The NOFO is open through August 25 at www.grants.gov.

TSAC To Meet

The National Towing Safety Advisory Committee (TSAC) is scheduled to meet virtually on June 14 to discuss matters relating to shallow-draft inland navigation, coastal waterway navigation and towing safety.

Also on the agenda is the final report for the committee’s Task 21-01 that sought to identify parameters Coast Guard officials should use to determine whether a vessel inspected under subchapters other than Subchapter M is performing ‘‘Occasional Towing.’’

Open to the public, the meeting is set to begin at 11 a.m. EDT.

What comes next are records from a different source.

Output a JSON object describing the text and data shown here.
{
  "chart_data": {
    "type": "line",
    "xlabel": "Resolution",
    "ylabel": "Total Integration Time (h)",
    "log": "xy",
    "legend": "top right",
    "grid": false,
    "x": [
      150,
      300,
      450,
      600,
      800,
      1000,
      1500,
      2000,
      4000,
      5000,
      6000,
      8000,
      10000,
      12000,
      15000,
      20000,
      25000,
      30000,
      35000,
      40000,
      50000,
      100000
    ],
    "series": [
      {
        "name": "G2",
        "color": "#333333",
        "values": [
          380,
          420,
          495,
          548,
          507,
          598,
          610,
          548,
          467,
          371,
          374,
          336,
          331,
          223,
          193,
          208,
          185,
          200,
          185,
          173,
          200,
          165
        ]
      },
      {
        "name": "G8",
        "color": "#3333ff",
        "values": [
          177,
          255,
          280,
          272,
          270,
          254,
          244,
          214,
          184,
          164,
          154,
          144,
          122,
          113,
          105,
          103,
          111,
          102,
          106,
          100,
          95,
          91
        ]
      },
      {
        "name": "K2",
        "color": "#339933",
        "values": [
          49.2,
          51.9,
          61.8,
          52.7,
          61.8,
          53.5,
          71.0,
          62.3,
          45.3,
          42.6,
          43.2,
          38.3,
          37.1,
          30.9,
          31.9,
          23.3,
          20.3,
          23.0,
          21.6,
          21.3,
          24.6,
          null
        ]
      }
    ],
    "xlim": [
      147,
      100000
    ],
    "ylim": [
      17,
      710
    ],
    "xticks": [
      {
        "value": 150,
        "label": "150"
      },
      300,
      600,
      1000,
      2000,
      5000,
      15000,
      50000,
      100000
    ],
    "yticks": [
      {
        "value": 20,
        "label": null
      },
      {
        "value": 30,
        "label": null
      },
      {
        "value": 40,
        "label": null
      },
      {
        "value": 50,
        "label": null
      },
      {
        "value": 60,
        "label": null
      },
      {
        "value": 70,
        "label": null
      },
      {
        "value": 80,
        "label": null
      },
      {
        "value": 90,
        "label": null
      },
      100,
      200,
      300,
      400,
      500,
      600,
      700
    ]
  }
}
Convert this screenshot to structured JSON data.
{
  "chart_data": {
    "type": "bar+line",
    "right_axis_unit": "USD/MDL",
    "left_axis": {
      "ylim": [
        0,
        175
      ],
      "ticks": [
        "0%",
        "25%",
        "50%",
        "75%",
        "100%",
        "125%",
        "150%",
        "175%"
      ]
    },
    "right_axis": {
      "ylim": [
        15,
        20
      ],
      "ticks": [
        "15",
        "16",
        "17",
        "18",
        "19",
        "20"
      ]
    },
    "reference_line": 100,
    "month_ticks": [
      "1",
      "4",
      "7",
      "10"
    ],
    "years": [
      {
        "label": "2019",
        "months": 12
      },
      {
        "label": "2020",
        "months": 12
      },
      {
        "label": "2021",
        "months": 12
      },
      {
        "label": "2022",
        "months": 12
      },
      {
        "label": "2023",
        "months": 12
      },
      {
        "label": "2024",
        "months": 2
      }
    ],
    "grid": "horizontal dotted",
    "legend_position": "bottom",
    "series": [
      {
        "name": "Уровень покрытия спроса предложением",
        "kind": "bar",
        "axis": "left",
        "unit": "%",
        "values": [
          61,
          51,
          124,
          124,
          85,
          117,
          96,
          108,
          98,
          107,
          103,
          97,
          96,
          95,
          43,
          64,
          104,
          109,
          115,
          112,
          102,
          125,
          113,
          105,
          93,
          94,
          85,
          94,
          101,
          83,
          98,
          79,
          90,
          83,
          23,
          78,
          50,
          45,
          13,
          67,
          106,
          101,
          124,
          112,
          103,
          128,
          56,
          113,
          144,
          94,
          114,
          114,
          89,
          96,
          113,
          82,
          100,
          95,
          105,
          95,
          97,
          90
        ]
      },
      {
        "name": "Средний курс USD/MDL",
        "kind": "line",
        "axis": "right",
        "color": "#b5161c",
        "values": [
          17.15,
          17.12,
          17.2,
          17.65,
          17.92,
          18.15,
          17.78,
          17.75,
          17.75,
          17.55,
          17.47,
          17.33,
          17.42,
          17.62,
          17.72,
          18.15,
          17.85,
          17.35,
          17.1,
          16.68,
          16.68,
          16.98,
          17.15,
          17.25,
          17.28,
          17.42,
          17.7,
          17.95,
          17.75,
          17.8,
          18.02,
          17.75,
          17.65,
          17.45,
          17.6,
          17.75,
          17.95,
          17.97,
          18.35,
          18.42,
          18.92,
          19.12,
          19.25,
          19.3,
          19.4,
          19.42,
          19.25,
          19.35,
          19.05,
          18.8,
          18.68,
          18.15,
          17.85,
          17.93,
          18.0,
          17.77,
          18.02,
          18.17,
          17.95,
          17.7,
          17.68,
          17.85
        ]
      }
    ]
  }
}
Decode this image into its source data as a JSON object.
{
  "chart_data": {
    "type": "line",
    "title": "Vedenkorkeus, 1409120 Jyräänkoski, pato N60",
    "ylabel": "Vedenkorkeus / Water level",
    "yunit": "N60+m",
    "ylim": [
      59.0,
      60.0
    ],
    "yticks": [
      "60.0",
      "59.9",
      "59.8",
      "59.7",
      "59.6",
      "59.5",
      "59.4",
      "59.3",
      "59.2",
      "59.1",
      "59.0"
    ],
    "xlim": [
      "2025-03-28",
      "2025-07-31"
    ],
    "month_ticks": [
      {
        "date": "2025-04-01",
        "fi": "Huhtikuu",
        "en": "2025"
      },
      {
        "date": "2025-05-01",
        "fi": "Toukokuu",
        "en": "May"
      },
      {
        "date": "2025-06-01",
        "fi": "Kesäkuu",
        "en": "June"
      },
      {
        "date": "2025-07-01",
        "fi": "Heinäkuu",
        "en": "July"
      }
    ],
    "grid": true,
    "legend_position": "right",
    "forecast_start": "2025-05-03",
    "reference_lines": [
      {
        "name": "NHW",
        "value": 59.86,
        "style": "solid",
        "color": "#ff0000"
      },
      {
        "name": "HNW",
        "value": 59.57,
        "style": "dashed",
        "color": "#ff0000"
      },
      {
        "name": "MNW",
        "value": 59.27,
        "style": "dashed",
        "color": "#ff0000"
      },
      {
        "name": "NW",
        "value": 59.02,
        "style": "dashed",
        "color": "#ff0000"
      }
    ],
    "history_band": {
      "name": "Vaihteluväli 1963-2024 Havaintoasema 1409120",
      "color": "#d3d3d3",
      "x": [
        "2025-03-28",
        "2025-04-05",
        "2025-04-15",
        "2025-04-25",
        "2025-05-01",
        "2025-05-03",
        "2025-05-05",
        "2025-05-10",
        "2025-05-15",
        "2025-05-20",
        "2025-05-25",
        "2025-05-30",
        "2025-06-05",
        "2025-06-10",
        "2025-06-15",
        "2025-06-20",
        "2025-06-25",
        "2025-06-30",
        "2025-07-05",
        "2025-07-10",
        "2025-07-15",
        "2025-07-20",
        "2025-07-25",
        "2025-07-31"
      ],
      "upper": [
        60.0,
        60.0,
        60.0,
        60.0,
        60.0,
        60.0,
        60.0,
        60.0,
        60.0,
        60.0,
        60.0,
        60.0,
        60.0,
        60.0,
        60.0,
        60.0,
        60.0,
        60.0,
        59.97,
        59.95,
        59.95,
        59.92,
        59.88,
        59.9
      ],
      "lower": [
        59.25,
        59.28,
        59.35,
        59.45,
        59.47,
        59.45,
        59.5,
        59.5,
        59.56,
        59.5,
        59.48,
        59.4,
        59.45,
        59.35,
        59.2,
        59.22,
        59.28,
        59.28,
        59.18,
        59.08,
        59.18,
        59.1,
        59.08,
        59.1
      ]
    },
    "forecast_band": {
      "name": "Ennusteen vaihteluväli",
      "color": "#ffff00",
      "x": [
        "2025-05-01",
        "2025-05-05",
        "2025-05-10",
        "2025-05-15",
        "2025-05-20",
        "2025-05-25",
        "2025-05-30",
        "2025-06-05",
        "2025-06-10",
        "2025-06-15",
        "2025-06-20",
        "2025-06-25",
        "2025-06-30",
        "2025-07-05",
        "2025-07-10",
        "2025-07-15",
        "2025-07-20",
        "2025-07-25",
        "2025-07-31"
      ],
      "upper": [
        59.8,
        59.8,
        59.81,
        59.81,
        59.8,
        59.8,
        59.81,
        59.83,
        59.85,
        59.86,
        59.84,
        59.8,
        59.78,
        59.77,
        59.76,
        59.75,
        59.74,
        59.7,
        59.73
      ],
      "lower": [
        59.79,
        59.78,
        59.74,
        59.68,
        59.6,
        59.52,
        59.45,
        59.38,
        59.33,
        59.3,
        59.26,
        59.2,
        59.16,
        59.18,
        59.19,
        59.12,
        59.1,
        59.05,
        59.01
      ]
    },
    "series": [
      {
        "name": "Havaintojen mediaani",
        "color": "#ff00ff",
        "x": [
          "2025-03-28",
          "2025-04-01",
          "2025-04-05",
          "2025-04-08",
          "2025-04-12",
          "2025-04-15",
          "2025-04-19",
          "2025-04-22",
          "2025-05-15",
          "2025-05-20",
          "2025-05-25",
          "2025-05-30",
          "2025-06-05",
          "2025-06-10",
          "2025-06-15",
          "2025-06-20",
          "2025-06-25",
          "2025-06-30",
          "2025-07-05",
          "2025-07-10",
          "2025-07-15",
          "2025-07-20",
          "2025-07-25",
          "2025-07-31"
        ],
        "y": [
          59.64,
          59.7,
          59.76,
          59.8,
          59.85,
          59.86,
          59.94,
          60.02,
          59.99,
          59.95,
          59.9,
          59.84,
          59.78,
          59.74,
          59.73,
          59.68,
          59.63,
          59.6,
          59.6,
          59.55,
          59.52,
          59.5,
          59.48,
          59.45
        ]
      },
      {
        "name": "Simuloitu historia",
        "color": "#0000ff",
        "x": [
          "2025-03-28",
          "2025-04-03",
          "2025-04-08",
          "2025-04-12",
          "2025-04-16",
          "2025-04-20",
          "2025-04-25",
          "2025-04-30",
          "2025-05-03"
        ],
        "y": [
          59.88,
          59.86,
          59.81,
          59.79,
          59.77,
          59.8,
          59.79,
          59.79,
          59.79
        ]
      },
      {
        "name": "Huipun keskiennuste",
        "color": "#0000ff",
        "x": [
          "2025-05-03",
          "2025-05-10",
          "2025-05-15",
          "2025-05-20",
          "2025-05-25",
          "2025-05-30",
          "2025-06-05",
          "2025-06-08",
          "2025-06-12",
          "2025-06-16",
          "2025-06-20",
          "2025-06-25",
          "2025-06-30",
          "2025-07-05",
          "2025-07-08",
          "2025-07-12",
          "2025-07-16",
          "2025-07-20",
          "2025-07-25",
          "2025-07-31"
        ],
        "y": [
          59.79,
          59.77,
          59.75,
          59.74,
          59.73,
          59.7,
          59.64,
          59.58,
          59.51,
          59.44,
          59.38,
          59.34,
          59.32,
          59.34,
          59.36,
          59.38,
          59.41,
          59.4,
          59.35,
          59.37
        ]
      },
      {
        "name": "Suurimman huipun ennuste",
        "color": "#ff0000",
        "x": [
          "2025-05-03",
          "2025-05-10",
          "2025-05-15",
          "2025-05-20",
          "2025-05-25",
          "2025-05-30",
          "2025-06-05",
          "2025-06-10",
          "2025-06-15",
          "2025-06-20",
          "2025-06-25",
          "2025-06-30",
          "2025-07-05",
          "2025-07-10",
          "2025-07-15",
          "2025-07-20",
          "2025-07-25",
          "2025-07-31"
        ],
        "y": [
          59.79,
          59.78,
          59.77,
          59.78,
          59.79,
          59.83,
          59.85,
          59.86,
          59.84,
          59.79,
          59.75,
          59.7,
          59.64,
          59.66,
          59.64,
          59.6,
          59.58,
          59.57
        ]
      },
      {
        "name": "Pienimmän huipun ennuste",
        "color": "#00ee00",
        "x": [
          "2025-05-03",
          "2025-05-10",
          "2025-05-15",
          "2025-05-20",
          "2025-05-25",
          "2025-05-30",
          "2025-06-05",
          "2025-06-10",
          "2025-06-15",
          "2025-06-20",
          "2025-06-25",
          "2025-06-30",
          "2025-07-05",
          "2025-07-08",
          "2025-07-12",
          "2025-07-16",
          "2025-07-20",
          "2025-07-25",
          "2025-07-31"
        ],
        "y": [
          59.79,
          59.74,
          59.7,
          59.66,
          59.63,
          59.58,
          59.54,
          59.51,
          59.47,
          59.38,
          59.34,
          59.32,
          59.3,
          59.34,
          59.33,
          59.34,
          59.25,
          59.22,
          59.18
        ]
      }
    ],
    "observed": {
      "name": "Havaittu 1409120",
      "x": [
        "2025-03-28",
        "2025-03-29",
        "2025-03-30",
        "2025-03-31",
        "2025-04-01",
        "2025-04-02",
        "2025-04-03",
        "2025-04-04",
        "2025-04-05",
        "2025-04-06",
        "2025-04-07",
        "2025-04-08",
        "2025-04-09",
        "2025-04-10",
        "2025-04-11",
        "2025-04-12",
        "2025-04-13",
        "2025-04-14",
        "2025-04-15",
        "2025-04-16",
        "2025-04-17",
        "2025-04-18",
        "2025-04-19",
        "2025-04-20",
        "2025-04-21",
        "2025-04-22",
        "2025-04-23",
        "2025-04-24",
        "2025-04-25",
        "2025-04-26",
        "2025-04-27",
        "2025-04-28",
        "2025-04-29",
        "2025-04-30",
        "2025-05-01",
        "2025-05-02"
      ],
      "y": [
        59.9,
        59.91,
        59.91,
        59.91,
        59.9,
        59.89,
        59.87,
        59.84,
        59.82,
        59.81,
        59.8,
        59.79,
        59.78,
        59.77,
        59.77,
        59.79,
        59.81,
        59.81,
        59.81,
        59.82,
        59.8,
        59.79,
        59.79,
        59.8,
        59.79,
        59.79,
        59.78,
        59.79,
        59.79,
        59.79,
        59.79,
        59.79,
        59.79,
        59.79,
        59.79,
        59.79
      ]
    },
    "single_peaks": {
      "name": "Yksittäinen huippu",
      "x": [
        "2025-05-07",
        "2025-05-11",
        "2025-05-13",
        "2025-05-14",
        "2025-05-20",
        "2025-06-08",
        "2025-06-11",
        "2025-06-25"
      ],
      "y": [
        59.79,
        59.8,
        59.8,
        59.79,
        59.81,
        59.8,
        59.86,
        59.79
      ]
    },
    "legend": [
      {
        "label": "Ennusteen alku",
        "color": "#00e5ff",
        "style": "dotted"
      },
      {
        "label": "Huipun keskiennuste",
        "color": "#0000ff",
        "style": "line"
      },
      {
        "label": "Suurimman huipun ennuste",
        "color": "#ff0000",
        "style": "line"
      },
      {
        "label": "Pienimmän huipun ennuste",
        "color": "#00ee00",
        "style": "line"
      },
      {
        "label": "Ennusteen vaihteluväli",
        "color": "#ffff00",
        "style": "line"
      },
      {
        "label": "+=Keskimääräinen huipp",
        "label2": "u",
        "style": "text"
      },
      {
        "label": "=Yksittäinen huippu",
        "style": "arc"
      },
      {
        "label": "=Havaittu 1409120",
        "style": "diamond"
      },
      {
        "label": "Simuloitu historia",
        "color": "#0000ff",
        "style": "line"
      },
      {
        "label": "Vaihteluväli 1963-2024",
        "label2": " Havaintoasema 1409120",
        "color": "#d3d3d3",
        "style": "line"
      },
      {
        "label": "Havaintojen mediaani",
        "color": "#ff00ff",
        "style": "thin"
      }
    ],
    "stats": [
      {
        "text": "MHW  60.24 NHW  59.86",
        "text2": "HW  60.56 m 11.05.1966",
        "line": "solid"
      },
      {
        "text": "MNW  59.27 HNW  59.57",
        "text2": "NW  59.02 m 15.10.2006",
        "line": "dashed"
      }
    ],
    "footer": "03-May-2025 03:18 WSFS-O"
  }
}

Written comments for members to receive prior to the meeting should be submitted no later than June 7.

For information on joining the meeting, requesting special accommodations, registering to speak or submitting comments other than through www.regulations.gov, contact Matthew Layman at 202-372-1421 no later than 1 p.m. June 7.

NMC Working Group

The National Maritime Center (NMC) has requested participants for a merchant mariner examination working group scheduled July 19-21.

“The Coast Guard needs your participation and asks each of you to consider attending working group sessions and … spreading the word to encourage others to participate,” the NMC stated.

“This is your opportunity to be a proactive participant in shaping the mariner credentialing process.”

Questions from various topics on the Navigation General, Oceans and Navigation Problems, Oceans modules will be reviewed, the NMC said.

Those interested in participating may visit the Examinations page of the NMC website, open the Working Group tab and follow the instructions, the NMC stated, adding the complete schedule of upcoming sessions is posted on the Examinations page.